I sacchetti per l’umido “non sono biodegradabili” quanto dovrebbero, la scoperta che manda all’aria la differenziata degli italiani
Il processo industriale, che negli impianti di riciclo, per esigenze lavorative, dovrebbe essere rapidissimo, è decisamente lento. Quando il compost esce dagli impianti contiene infatti grandi quantità di microplastiche sfuggite ai macchinari che possono rimanere nei terreni anche per lunghi periodi
I sacchetti per l’umido, quelli che da anni gli italiani usano per gettare via i rifiuti organici che vengono prodotti quotidianamente in casa, potrebbero non esser “sufficientemente biodegradabili”. A scoprire l’amara verità, che ora mette in crisi tutta la filiera del riciclo, uno studio condotto dal Fraunhofer Institute for Chemical Technology, che ha monitorato i flussi dei rifiuti organici di 10 mila famiglie scoprendo ciò che non si sarebbe mai voluto scoprire. Lo studio, condotto in collaborazione con le Università di Bayreuth, Hohenheim e BEM Umweltservice GmbH, ha infatti portato alla luce numerose prove che dimostrano l’inadeguatezza dei sacchetti. I problemi riscontrati sarebbero tanti e di una tale gravità dal portare i ricercatori a “non raccomandare l’uso dei sacchetti”, e anzi di consigliare, come alternativa, l’utilizzo delle buste di carta…
Il test condotto dal Fraunhofer Institute
L’equipe di ricercatori ha fornito alle 10mila famiglie partecipanti ai test un uguale quantitativo di sacchetti per l’umido. Questi, tuttavia, non erano tutti identici ai nuclei famigliari sono stati consegnati kit misti, con buste realizzati con diversi materiali biodegradabili. Seguendo poi il percorso dei sacchetti è stato possibile comprendere meglio come i suddetti materiali venivano gestiti e trasformati negli impianti che trattano l’organico. Nelle strutture, fa presente un portavoce dell’equipe di specialisti, avviene un tentativo di separazione tra il contenitore, cioè la busta, e il vero e proprio contenuto. La separazione serve a migliorare la qualità del compost prodotto, che poi viene destinato al settore agricolo.
Microplastiche nel compost destinato all’agricoltura
Come prima cosa è stato evidente notare che l’esiguo tempo trascorso da questi materiali all’interno di un impianto di riciclo non consente al sacchetto di degradarsi completamente.

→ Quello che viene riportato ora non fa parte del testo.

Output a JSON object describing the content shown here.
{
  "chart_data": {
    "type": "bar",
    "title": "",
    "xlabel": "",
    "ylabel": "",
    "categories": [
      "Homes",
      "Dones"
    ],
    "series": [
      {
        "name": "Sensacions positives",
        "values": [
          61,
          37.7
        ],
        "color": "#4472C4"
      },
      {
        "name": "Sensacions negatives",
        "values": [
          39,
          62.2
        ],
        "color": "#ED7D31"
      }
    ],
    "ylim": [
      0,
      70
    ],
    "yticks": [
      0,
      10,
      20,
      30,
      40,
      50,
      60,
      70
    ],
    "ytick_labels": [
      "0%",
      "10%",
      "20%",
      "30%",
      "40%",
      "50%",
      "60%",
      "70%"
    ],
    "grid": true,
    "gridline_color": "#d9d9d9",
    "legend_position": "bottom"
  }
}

Ciò, in qualche modo, porta inevitabilmente le buste a “fondersi” con i rifiuti. Il materiale a questo punto va comunque trattato. Il risultato? E’ un compost contaminato da un’infinità di particelle microplastiche, la maggior parte delle quali di diametro inferiore al millimetro, ma pur sempre in grado di rimanere nei terreni per lunghi periodi.
E allora quale potrebbe esser la soluzione al problema?
Finché gli impianti di riciclo non saranno migliorati, così dall’esser in grado di separare con maggior efficienza i sacchetti bio dal materiale organico, gli scienziati del Fraunhofer Institute suggeriscono di “mettere da parte le buste biodegradabili” e servirsi invece dei comuni sacchetti di carta. Anche questa soluzione, fanno notare gli ambientalisti, è tuttavia imperfetta. L’utilizzo massiccio di sacchetti di carta potrebbe avere un impatto negativo sulle foreste, e anche in quel caso andrebbe valutato con molta attenzione.